Rosamond McKitterick (1949-2026)

On 13 June 2026, Rosamond McKitterick, née Pierce (Chesterfield 1949 – Cambridge 2026), a celebrated historian of the European early Middle Ages, passed away after a brief illness. For readers in Italy and elsewhere, her name is associated with her pioneering work on Carolingian Frankish literacy and early medieval history writing.

McKitterick began her research at Cambridge as a student of Walter Ullmann, an Austrian-Jewish scholar forced into exile by the Nazis. Ullmann encouraged her to study the Frankish penitentials, which were the subject of her earliest publication, published under her maiden name. However, McKitterick developed a wider interest in the Frankish church under the Carolingians, and it was on this broad theme that she wrote her PhD thesis, published as The Frankish Church and the Carolingian Reforms, 789-895 in 1977. This was followed by a survey of the political history of the Frankish kingdoms, published in 1983 and still a valuable reference point today.
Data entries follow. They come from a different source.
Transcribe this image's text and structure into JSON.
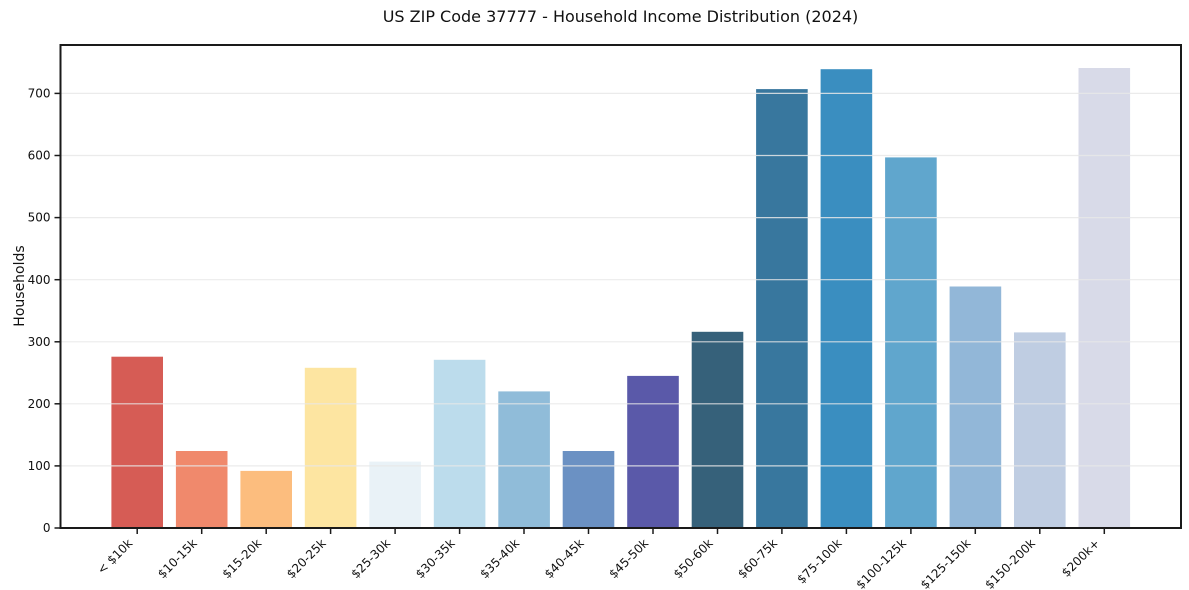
{
  "chart_data": {
    "type": "bar",
    "title": "US ZIP Code 37777 - Household Income Distribution (2024)",
    "xlabel": "",
    "ylabel": "Households",
    "categories": [
      "< $10k",
      "$10-15k",
      "$15-20k",
      "$20-25k",
      "$25-30k",
      "$30-35k",
      "$35-40k",
      "$40-45k",
      "$45-50k",
      "$50-60k",
      "$60-75k",
      "$75-100k",
      "$100-125k",
      "$125-150k",
      "$150-200k",
      "$200k+"
    ],
    "values": [
      276,
      124,
      92,
      258,
      107,
      271,
      220,
      124,
      245,
      316,
      707,
      739,
      597,
      389,
      315,
      741
    ],
    "bar_colors": [
      "#d65c55",
      "#f0896c",
      "#fcbd7e",
      "#fde5a1",
      "#e9f2f7",
      "#bcdcec",
      "#90bcd9",
      "#6b91c3",
      "#5a59a9",
      "#36617a",
      "#38779e",
      "#3a8ec0",
      "#60a6cd",
      "#92b7d8",
      "#bfcde2",
      "#d8dae8"
    ],
    "yticks": [
      0,
      100,
      200,
      300,
      400,
      500,
      600,
      700
    ],
    "ylim": [
      0,
      778
    ],
    "grid": "horizontal",
    "legend": "none",
    "background_color": "#ffffff",
    "grid_color": "#e7e7e7",
    "spine_color": "#1a1a1a",
    "tick_label_color": "#111111"
  }
}
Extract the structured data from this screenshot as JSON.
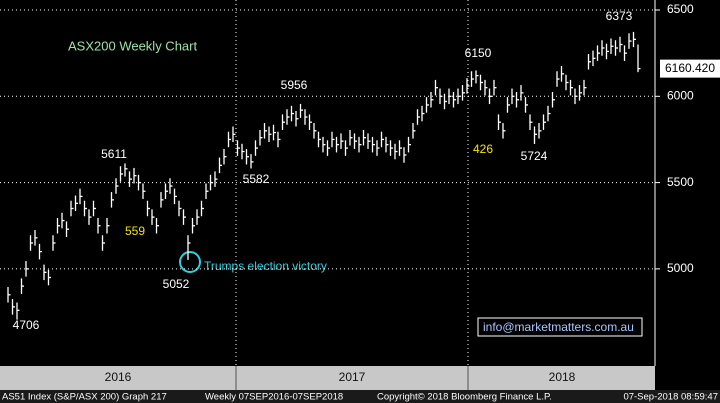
{
  "chart_data": {
    "type": "hlc",
    "title": "ASX200 Weekly Chart",
    "source": "info@marketmatters.com.au",
    "years": [
      "2016",
      "2017",
      "2018"
    ],
    "ylim": [
      4530,
      6558
    ],
    "yticks": [
      5000,
      5500,
      6000,
      6500
    ],
    "grid": true,
    "color": "#ffffff",
    "close": [
      4850,
      4780,
      4760,
      4900,
      5000,
      5150,
      5180,
      5100,
      4980,
      4950,
      5150,
      5250,
      5280,
      5230,
      5350,
      5380,
      5420,
      5350,
      5300,
      5350,
      5250,
      5150,
      5250,
      5400,
      5480,
      5550,
      5580,
      5520,
      5540,
      5500,
      5450,
      5350,
      5300,
      5250,
      5400,
      5450,
      5480,
      5420,
      5350,
      5300,
      5150,
      5250,
      5300,
      5350,
      5450,
      5500,
      5520,
      5600,
      5650,
      5750,
      5780,
      5700,
      5680,
      5650,
      5620,
      5700,
      5760,
      5800,
      5780,
      5790,
      5750,
      5850,
      5880,
      5900,
      5870,
      5920,
      5880,
      5850,
      5800,
      5750,
      5720,
      5700,
      5750,
      5720,
      5740,
      5700,
      5760,
      5740,
      5720,
      5760,
      5740,
      5720,
      5700,
      5750,
      5720,
      5700,
      5680,
      5700,
      5660,
      5720,
      5800,
      5880,
      5900,
      5950,
      5980,
      6050,
      6000,
      5970,
      6000,
      5980,
      6000,
      6020,
      6060,
      6100,
      6120,
      6080,
      6050,
      6000,
      6050,
      5850,
      5800,
      5950,
      6000,
      5980,
      6020,
      5950,
      5850,
      5780,
      5800,
      5850,
      5900,
      5980,
      6100,
      6130,
      6080,
      6050,
      6000,
      6020,
      6050,
      6200,
      6220,
      6250,
      6280,
      6260,
      6290,
      6280,
      6300,
      6250,
      6320,
      6330,
      6160.42
    ],
    "high": [
      4895,
      4825,
      4805,
      4945,
      5045,
      5195,
      5225,
      5145,
      5025,
      4995,
      5195,
      5295,
      5325,
      5275,
      5395,
      5425,
      5465,
      5395,
      5345,
      5395,
      5295,
      5195,
      5295,
      5445,
      5525,
      5595,
      5611,
      5565,
      5585,
      5545,
      5495,
      5395,
      5345,
      5295,
      5445,
      5495,
      5525,
      5465,
      5395,
      5345,
      5195,
      5295,
      5345,
      5395,
      5495,
      5545,
      5565,
      5645,
      5695,
      5795,
      5825,
      5745,
      5725,
      5695,
      5665,
      5745,
      5805,
      5845,
      5825,
      5835,
      5795,
      5895,
      5925,
      5945,
      5915,
      5956,
      5925,
      5895,
      5845,
      5795,
      5765,
      5745,
      5795,
      5765,
      5785,
      5745,
      5805,
      5785,
      5765,
      5805,
      5785,
      5765,
      5745,
      5795,
      5765,
      5745,
      5725,
      5745,
      5705,
      5765,
      5845,
      5925,
      5945,
      5995,
      6025,
      6095,
      6045,
      6015,
      6045,
      6025,
      6045,
      6065,
      6105,
      6145,
      6150,
      6125,
      6095,
      6045,
      6095,
      5895,
      5845,
      5995,
      6045,
      6025,
      6065,
      5995,
      5895,
      5825,
      5845,
      5895,
      5945,
      6025,
      6145,
      6175,
      6125,
      6095,
      6045,
      6065,
      6095,
      6245,
      6265,
      6295,
      6325,
      6305,
      6335,
      6325,
      6345,
      6295,
      6365,
      6373,
      6300
    ],
    "low": [
      4805,
      4735,
      4706,
      4855,
      4955,
      5105,
      5135,
      5055,
      4935,
      4905,
      5105,
      5205,
      5235,
      5185,
      5305,
      5335,
      5375,
      5305,
      5255,
      5305,
      5205,
      5105,
      5205,
      5355,
      5435,
      5505,
      5535,
      5475,
      5495,
      5455,
      5405,
      5305,
      5255,
      5205,
      5355,
      5405,
      5435,
      5375,
      5305,
      5255,
      5052,
      5205,
      5255,
      5305,
      5405,
      5455,
      5475,
      5555,
      5605,
      5705,
      5735,
      5655,
      5635,
      5605,
      5582,
      5655,
      5715,
      5755,
      5735,
      5745,
      5705,
      5805,
      5835,
      5855,
      5825,
      5875,
      5835,
      5805,
      5755,
      5705,
      5675,
      5655,
      5705,
      5675,
      5695,
      5655,
      5715,
      5695,
      5675,
      5715,
      5695,
      5675,
      5655,
      5705,
      5675,
      5655,
      5635,
      5655,
      5615,
      5675,
      5755,
      5835,
      5855,
      5905,
      5935,
      6005,
      5955,
      5925,
      5955,
      5935,
      5955,
      5975,
      6015,
      6055,
      6075,
      6035,
      6005,
      5955,
      6005,
      5805,
      5755,
      5905,
      5955,
      5935,
      5975,
      5905,
      5805,
      5724,
      5755,
      5805,
      5855,
      5935,
      6055,
      6085,
      6035,
      6005,
      5955,
      5975,
      6005,
      6155,
      6175,
      6205,
      6235,
      6215,
      6245,
      6235,
      6255,
      6205,
      6275,
      6285,
      6140
    ],
    "last_label": "6160.420",
    "annotations": [
      {
        "text": "559"
      },
      {
        "text": "426"
      },
      {
        "text": "Trumps election victory"
      }
    ],
    "footer": {
      "security": "AS51 Index (S&P/ASX 200) Graph 217",
      "period": "Weekly 07SEP2016-07SEP2018",
      "copyright": "Copyright© 2018 Bloomberg Finance L.P.",
      "timestamp": "07-Sep-2018 08:59:47"
    }
  }
}
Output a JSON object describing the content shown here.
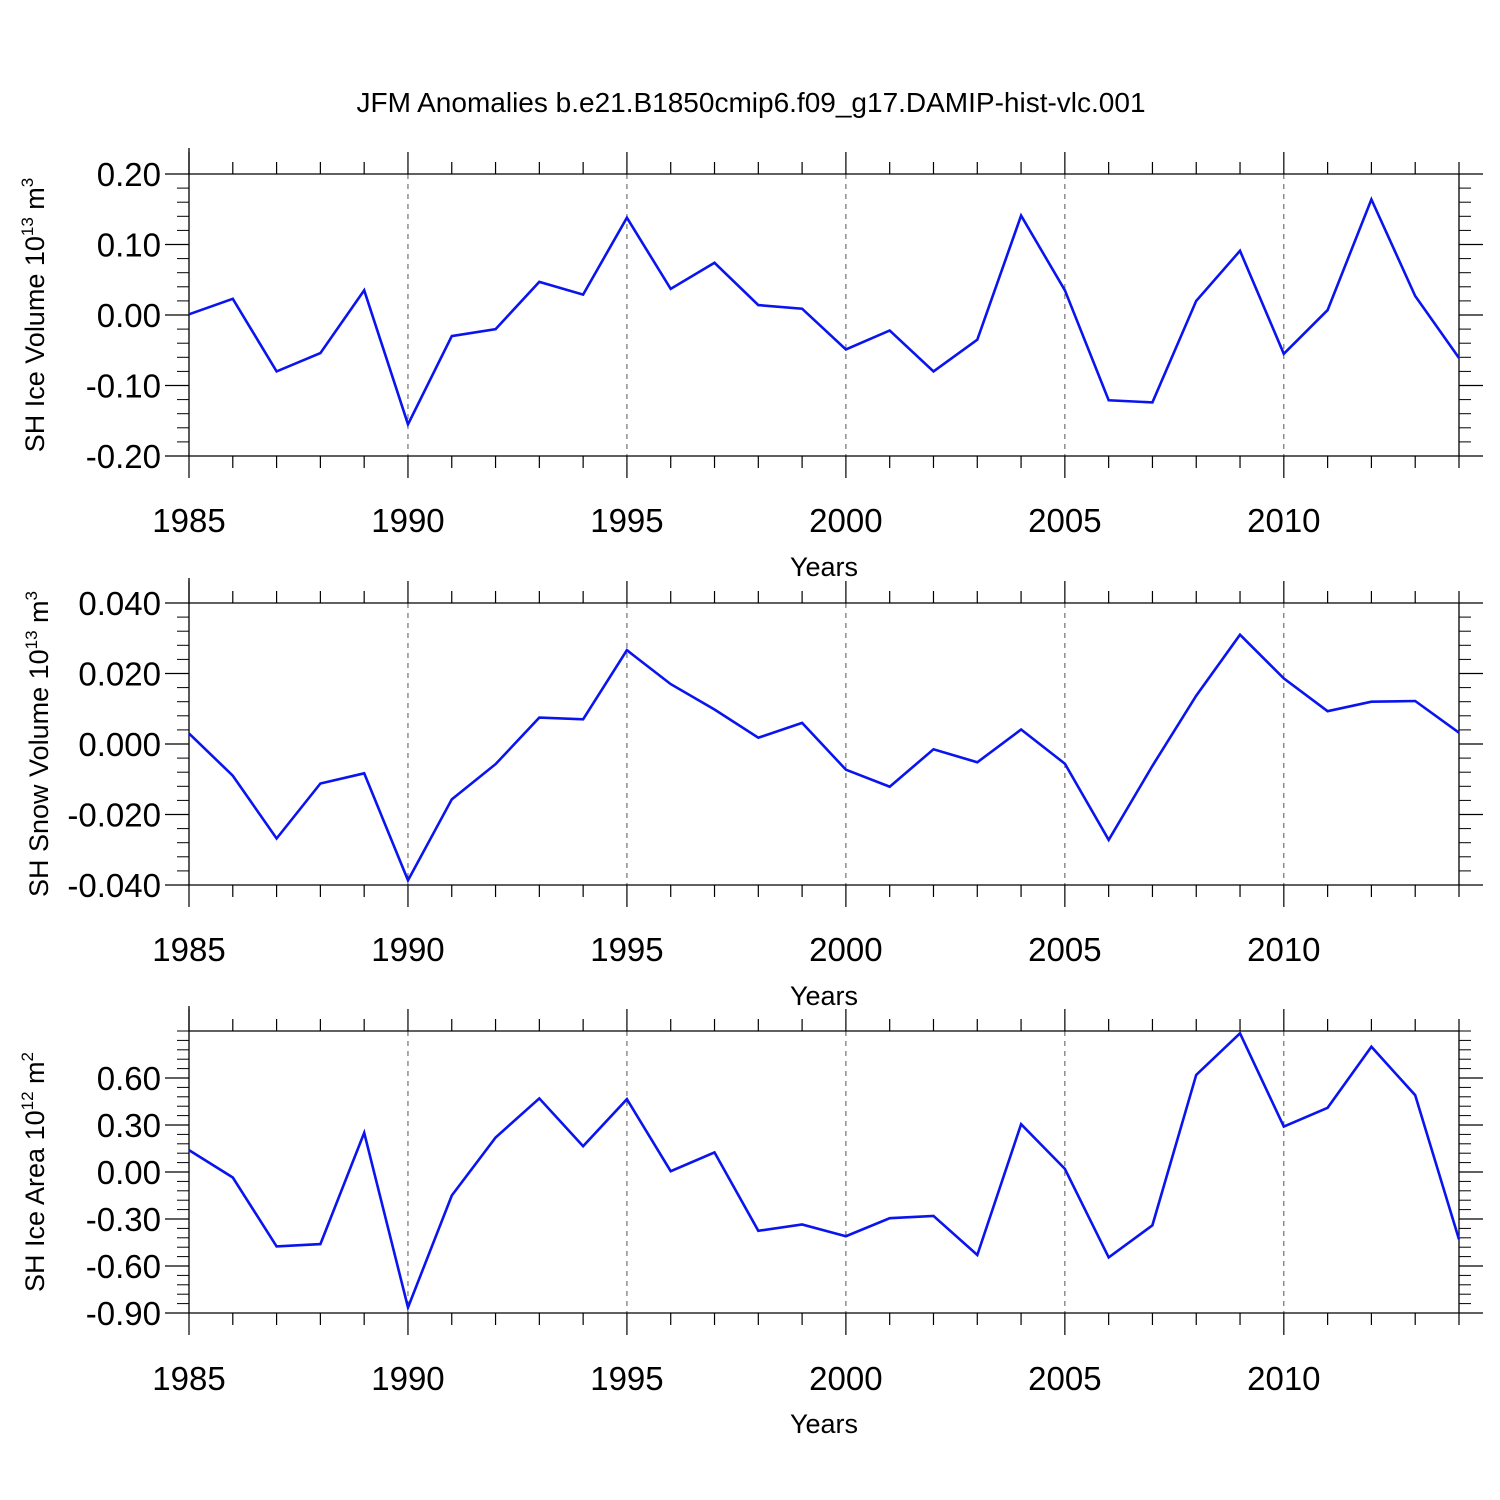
{
  "figure_title": "JFM Anomalies b.e21.B1850cmip6.f09_g17.DAMIP-hist-vlc.001",
  "colors": {
    "line": "#0a14ee",
    "axes": "#000000",
    "grid": "#555555"
  },
  "chart_data": [
    {
      "type": "line",
      "name": "sh-ice-volume",
      "title": "JFM Anomalies b.e21.B1850cmip6.f09_g17.DAMIP-hist-vlc.001",
      "ylabel": {
        "base": "SH Ice Volume 10",
        "exp": "13",
        "unit": " m",
        "unit_exp": "3"
      },
      "xlabel": "Years",
      "xlim": [
        1985,
        2014
      ],
      "ylim": [
        -0.2,
        0.2
      ],
      "xticks": [
        1985,
        1990,
        1995,
        2000,
        2005,
        2010
      ],
      "xtick_labels": [
        "1985",
        "1990",
        "1995",
        "2000",
        "2005",
        "2010"
      ],
      "yticks": [
        -0.2,
        -0.1,
        0.0,
        0.1,
        0.2
      ],
      "ytick_labels": [
        "-0.20",
        "-0.10",
        "0.00",
        "0.10",
        "0.20"
      ],
      "grid": "vertical-dashed",
      "x": [
        1985,
        1986,
        1987,
        1988,
        1989,
        1990,
        1991,
        1992,
        1993,
        1994,
        1995,
        1996,
        1997,
        1998,
        1999,
        2000,
        2001,
        2002,
        2003,
        2004,
        2005,
        2006,
        2007,
        2008,
        2009,
        2010,
        2011,
        2012,
        2013,
        2014
      ],
      "values": [
        0.001,
        0.023,
        -0.08,
        -0.054,
        0.035,
        -0.155,
        -0.03,
        -0.02,
        0.047,
        0.029,
        0.138,
        0.037,
        0.074,
        0.014,
        0.009,
        -0.049,
        -0.022,
        -0.08,
        -0.035,
        0.141,
        0.035,
        -0.121,
        -0.124,
        0.02,
        0.091,
        -0.055,
        0.007,
        0.164,
        0.027,
        -0.061
      ]
    },
    {
      "type": "line",
      "name": "sh-snow-volume",
      "ylabel": {
        "base": "SH Snow Volume 10",
        "exp": "13",
        "unit": " m",
        "unit_exp": "3"
      },
      "xlabel": "Years",
      "xlim": [
        1985,
        2014
      ],
      "ylim": [
        -0.04,
        0.04
      ],
      "xticks": [
        1985,
        1990,
        1995,
        2000,
        2005,
        2010
      ],
      "xtick_labels": [
        "1985",
        "1990",
        "1995",
        "2000",
        "2005",
        "2010"
      ],
      "yticks": [
        -0.04,
        -0.02,
        0.0,
        0.02,
        0.04
      ],
      "ytick_labels": [
        "-0.040",
        "-0.020",
        "0.000",
        "0.020",
        "0.040"
      ],
      "grid": "vertical-dashed",
      "x": [
        1985,
        1986,
        1987,
        1988,
        1989,
        1990,
        1991,
        1992,
        1993,
        1994,
        1995,
        1996,
        1997,
        1998,
        1999,
        2000,
        2001,
        2002,
        2003,
        2004,
        2005,
        2006,
        2007,
        2008,
        2009,
        2010,
        2011,
        2012,
        2013,
        2014
      ],
      "values": [
        0.003,
        -0.009,
        -0.0268,
        -0.0112,
        -0.0083,
        -0.0387,
        -0.0157,
        -0.0057,
        0.0075,
        0.007,
        0.0266,
        0.017,
        0.0098,
        0.0018,
        0.006,
        -0.0073,
        -0.0121,
        -0.0015,
        -0.0052,
        0.0041,
        -0.0056,
        -0.0272,
        -0.0062,
        0.0137,
        0.031,
        0.0186,
        0.0093,
        0.012,
        0.0122,
        0.0032
      ]
    },
    {
      "type": "line",
      "name": "sh-ice-area",
      "ylabel": {
        "base": "SH Ice Area 10",
        "exp": "12",
        "unit": " m",
        "unit_exp": "2"
      },
      "xlabel": "Years",
      "xlim": [
        1985,
        2014
      ],
      "ylim": [
        -0.9,
        0.9
      ],
      "xticks": [
        1985,
        1990,
        1995,
        2000,
        2005,
        2010
      ],
      "xtick_labels": [
        "1985",
        "1990",
        "1995",
        "2000",
        "2005",
        "2010"
      ],
      "yticks": [
        -0.9,
        -0.6,
        -0.3,
        0.0,
        0.3,
        0.6
      ],
      "ytick_labels": [
        "-0.90",
        "-0.60",
        "-0.30",
        "0.00",
        "0.30",
        "0.60"
      ],
      "grid": "vertical-dashed",
      "x": [
        1985,
        1986,
        1987,
        1988,
        1989,
        1990,
        1991,
        1992,
        1993,
        1994,
        1995,
        1996,
        1997,
        1998,
        1999,
        2000,
        2001,
        2002,
        2003,
        2004,
        2005,
        2006,
        2007,
        2008,
        2009,
        2010,
        2011,
        2012,
        2013,
        2014
      ],
      "values": [
        0.14,
        -0.035,
        -0.475,
        -0.46,
        0.25,
        -0.865,
        -0.15,
        0.22,
        0.47,
        0.165,
        0.465,
        0.005,
        0.125,
        -0.375,
        -0.335,
        -0.41,
        -0.295,
        -0.28,
        -0.53,
        0.305,
        0.02,
        -0.545,
        -0.34,
        0.62,
        0.885,
        0.29,
        0.41,
        0.8,
        0.49,
        -0.43
      ]
    }
  ]
}
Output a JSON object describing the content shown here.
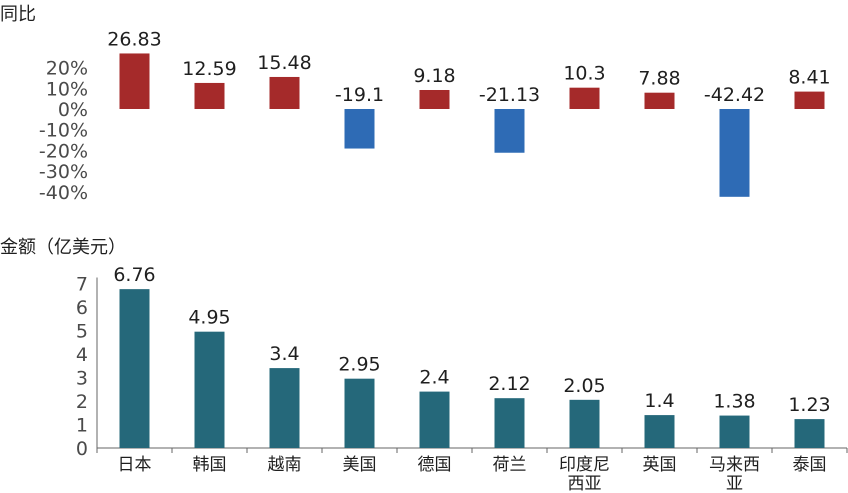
{
  "colors": {
    "positive": "#A52A2A",
    "negative": "#2E6BB5",
    "amount": "#25687A",
    "axis": "#666666",
    "text": "#1f1f1f"
  },
  "chart_data": [
    {
      "type": "bar",
      "title": "同比",
      "categories": [
        "日本",
        "韩国",
        "越南",
        "美国",
        "德国",
        "荷兰",
        "印度尼西亚",
        "英国",
        "马来西亚",
        "泰国"
      ],
      "values": [
        26.83,
        12.59,
        15.48,
        -19.1,
        9.18,
        -21.13,
        10.3,
        7.88,
        -42.42,
        8.41
      ],
      "value_labels": [
        "26.83",
        "12.59",
        "15.48",
        "-19.1",
        "9.18",
        "-21.13",
        "10.3",
        "7.88",
        "-42.42",
        "8.41"
      ],
      "yticks": [
        "20%",
        "10%",
        "0%",
        "-10%",
        "-20%",
        "-30%",
        "-40%"
      ],
      "ytick_values": [
        20,
        10,
        0,
        -10,
        -20,
        -30,
        -40
      ],
      "ylim": [
        -42.42,
        26.83
      ],
      "grid": false
    },
    {
      "type": "bar",
      "title": "金额（亿美元）",
      "categories": [
        "日本",
        "韩国",
        "越南",
        "美国",
        "德国",
        "荷兰",
        "印度尼西亚",
        "英国",
        "马来西亚",
        "泰国"
      ],
      "category_lines": [
        [
          "日本"
        ],
        [
          "韩国"
        ],
        [
          "越南"
        ],
        [
          "美国"
        ],
        [
          "德国"
        ],
        [
          "荷兰"
        ],
        [
          "印度尼",
          "西亚"
        ],
        [
          "英国"
        ],
        [
          "马来西",
          "亚"
        ],
        [
          "泰国"
        ]
      ],
      "values": [
        6.76,
        4.95,
        3.4,
        2.95,
        2.4,
        2.12,
        2.05,
        1.4,
        1.38,
        1.23
      ],
      "value_labels": [
        "6.76",
        "4.95",
        "3.4",
        "2.95",
        "2.4",
        "2.12",
        "2.05",
        "1.4",
        "1.38",
        "1.23"
      ],
      "yticks": [
        "7",
        "6",
        "5",
        "4",
        "3",
        "2",
        "1",
        "0"
      ],
      "ytick_values": [
        7,
        6,
        5,
        4,
        3,
        2,
        1,
        0
      ],
      "ylim": [
        0,
        7
      ],
      "grid": false
    }
  ]
}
It was, however, her 1995 book The Carolingians and the Written Word which brought McKitterick’s work to an international audience. In this book, she argued for a much deeper engagement with writing on the part of the Carolingian Franks than many historians had supposed (indeed, she liked to say that she wrote it after an article making the same case had been rejected by the American journal Speculum as insufficiently evidenced for such a bold claim). Her argument was made on the basis of a mastery of the whole range of written evidence, ranging from charter scribes in St Gall to library catalogues to law codes, and the book swiftly won international acclaim.

Later in her career, McKitterick developed a sustained interest in history-writing. History and Memory in the Carolingian World, published in 2004, showed how historically minded the Franks were. It made its argument on the basis of a remarkable knowledge of the surviving manuscripts, for which McKitterick was renowned (and whose shelfmarks she had an uncanny ability to recall). That attention to the manuscripts, honed through time spent in many libraries across Europe, also underpinned her recent book on the Liber Pontificalis, published in 2020, for which an Italian translation is planned.

These and many other books and publications, including her biography of Charlemagne, McKitterick wrote mostly from her book-lined study in Cambridge, the city where she spent her entire career. However, despite her love for Cambridge, her research was characteristically open to continental European scholarship, in which she saw herself as a participant. Here, she was influenced not just by her doctoral supervisor Ullmann but also by the palaeographer Bernhard Bischoff, with whom she studied for a while in Munich, as well as by many contemporary friends on the continent. She spoke and published in German, French and Italian as well as English. The importance of engaging with the European community of medieval historians was something she impressed on her PhD students, whatever their nationality. That she had so many PhD students – some 49 in total – is a testimony both to her extraordinary energy and to her ability to inspire students through her teaching.

McKitterick was a towering figure in early medieval history in the UK, and in Europe more generally. She repeatedly reshaped how we think about early medieval European history, and deservedly received plaudits and awards from international bodies for that work: but despite her profile and status, she remained an extraordinarily friendly and approachable figure for junior scholars at the start of their careers, and a loyal friend and supporter for many peers and former students.